Mais do que nunca, um grupo significativo dessa nova geração está assumindo papeis internos em companhias, passando a conhecer por dentro o mundo dos negócios e ganhando a confiança dos líderes empresariais de que o advogado interno é indispensável para o sucesso do programa de ética e compliance.
Certamente, essas mudanças não estão ocorrendo de forma uniforme no mercado. Muitas empresas de pequeno e médio portes continuam tendo dificuldades em incorporar o departamento jurídico interno as suas iniciativas de ética e compliance. Contudo, o mercado está reconhecendo, cada vez mais, que advogados internos são aliados cruciais para fortalecer programas que vão além do papel em que foram escritos e que são verdadeiramente incorporados pelo negócio.
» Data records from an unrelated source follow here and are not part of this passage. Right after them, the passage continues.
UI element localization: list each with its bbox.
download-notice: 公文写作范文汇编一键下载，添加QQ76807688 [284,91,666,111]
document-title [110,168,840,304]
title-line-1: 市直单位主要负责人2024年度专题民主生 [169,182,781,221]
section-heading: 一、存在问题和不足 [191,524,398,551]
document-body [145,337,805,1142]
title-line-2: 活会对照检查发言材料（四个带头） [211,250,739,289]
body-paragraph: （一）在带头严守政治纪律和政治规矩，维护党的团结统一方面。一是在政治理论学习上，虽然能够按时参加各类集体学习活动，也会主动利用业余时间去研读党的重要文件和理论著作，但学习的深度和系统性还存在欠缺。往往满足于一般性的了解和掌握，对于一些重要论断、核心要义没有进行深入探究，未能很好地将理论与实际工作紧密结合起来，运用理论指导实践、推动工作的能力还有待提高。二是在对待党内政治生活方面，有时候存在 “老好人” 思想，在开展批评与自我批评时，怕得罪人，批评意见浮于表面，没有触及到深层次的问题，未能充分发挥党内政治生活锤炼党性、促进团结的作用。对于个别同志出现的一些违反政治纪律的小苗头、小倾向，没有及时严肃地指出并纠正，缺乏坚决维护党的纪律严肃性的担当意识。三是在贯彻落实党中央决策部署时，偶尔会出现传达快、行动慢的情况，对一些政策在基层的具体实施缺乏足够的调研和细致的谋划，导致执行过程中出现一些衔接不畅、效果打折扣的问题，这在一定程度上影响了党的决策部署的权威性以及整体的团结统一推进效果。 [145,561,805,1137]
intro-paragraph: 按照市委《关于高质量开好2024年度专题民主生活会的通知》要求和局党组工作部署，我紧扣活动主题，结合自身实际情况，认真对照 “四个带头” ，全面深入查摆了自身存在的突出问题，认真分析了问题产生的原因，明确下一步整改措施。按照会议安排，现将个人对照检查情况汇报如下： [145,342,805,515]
Os times de compliance podem disseminar diversas mensagens, mas a mensagem deve ser disseminada pela liderança da companhia. O departamento jurídico interno pode ser um aliado fundamental nesse esforço. Mas, para que isso aconteça, os advogados internos de empresas devem fornecer não somente opinião legal precisa e representação e defesa jurídica efetivas, mas também suporte e aconselhamento proativos em temas de ética e integridade. Em dois contextos e culturas diferentes, as experiências tanto dos Estados Unidos quanto do Brasil deixam isso claro.